The sky was black with the clouds of an oncoming storm, but no snow had fallen as yet. Ancaladar stood crouched in the street, his vast body filling the entire width of it.
Idalia was still exhausted from the Summoning that and ravenous but she was neither so hungry nor tired that she wished to remain in a city that was about to play host to a hunting-pack of Coldwarg, and whatever might be with them. Jermayan helped her to mount. She buckled the straps as tight as she could, only then noticing that the cut she had made in her hand the night before was gone. Not even a scar remained.
Jermayan's magic. Or Theirs. She didn't really care which at the moment.
As soon as they were both safely mounted, Ancaladar took off down the street at a dead run. The city had been deserted for moonturns; drifts of snow sprayed up around him as he galloped. Within moments they were outside the city, in the fields of Vardirvoshanon. Here the wind was nearly as brutal as it had been on the ice-plain, and Ancaladar took expert advantage of it, spreading and lifting his wings and allowing the blast to spin him up into the sky like a storm-tossed leaf.

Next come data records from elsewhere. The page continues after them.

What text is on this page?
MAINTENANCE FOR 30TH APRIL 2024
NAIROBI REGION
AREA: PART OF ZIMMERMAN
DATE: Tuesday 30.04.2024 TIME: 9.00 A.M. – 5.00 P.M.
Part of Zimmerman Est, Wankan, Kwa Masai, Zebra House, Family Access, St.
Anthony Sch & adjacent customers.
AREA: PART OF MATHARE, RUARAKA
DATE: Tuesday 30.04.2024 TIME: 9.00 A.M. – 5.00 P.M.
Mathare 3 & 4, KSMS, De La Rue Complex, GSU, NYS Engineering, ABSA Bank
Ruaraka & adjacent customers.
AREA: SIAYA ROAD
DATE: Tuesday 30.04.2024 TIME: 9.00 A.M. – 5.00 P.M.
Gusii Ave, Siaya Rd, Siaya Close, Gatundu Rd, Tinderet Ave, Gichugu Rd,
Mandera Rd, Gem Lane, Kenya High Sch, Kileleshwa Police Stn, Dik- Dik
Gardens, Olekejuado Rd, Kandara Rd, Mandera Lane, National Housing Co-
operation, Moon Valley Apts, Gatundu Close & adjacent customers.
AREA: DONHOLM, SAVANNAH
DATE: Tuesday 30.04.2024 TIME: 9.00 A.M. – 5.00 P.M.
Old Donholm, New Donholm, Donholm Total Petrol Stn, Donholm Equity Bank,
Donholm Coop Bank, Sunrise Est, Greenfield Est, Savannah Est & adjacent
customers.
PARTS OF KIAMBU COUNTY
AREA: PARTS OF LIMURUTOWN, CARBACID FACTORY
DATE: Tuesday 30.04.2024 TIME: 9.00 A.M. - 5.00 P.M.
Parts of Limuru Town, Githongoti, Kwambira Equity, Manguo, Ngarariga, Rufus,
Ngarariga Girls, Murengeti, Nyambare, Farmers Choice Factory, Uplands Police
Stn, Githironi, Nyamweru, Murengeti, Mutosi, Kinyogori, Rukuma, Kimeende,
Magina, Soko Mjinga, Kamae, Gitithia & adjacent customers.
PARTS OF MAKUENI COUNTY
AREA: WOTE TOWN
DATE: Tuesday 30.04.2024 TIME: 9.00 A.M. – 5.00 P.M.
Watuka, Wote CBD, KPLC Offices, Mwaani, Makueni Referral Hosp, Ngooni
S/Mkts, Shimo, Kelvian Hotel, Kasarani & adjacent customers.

Once he was airborne, they made a low sweeping pass over the city. In the gray light of dawn they could see how the snow had drifted up over most of the houses, giving Windalorianan a sad haunted aspect. The snow-dunes were crisscrossed by animal tracks, and in the distance, racing over the snow, their dappled white fur making them shimmer in the pale light, were a pack of Coldwarg over a hundred strong.
"It would be interesting to know what they're finding to eat," Idalia commented. Kellen had told her that one of the first things the Coldwarg did when they came into an area was despoil it of game, and they'd certainly been here long enough to eat everything edible.
"That will not be a problem for this pack any longer," Jermayan said grimly.
Ancaladar tilted a wing, and began a low run directly over the Coldwarg. As he reached them, Jermayan stretched out a hand, and the entire pack burst into flames.
For a moment, the blackening bodies danced in frenzied agony upon the snow before collapsing into ash.
Then Ancaladar turned south again, beating his wings in hard downward strokes to carry them up through the clouds.
* * * * *
IT was only a short while later before they began their descent once more. "We can't be at Sentarshadeen already," Idalia said.
"No," Jermayan agreed. "But the army is below us. I wish to speak to Redhelwar. There is an… idea I have."
* * * * *
IT was madness.
Madness equal to the Summoning of the Starry Hunt.
But it would take two moonturns, three, even more, for the army to reach even Ondoladeshiron, and that was too long. Armethalieh would long since have fallen, and They would have won.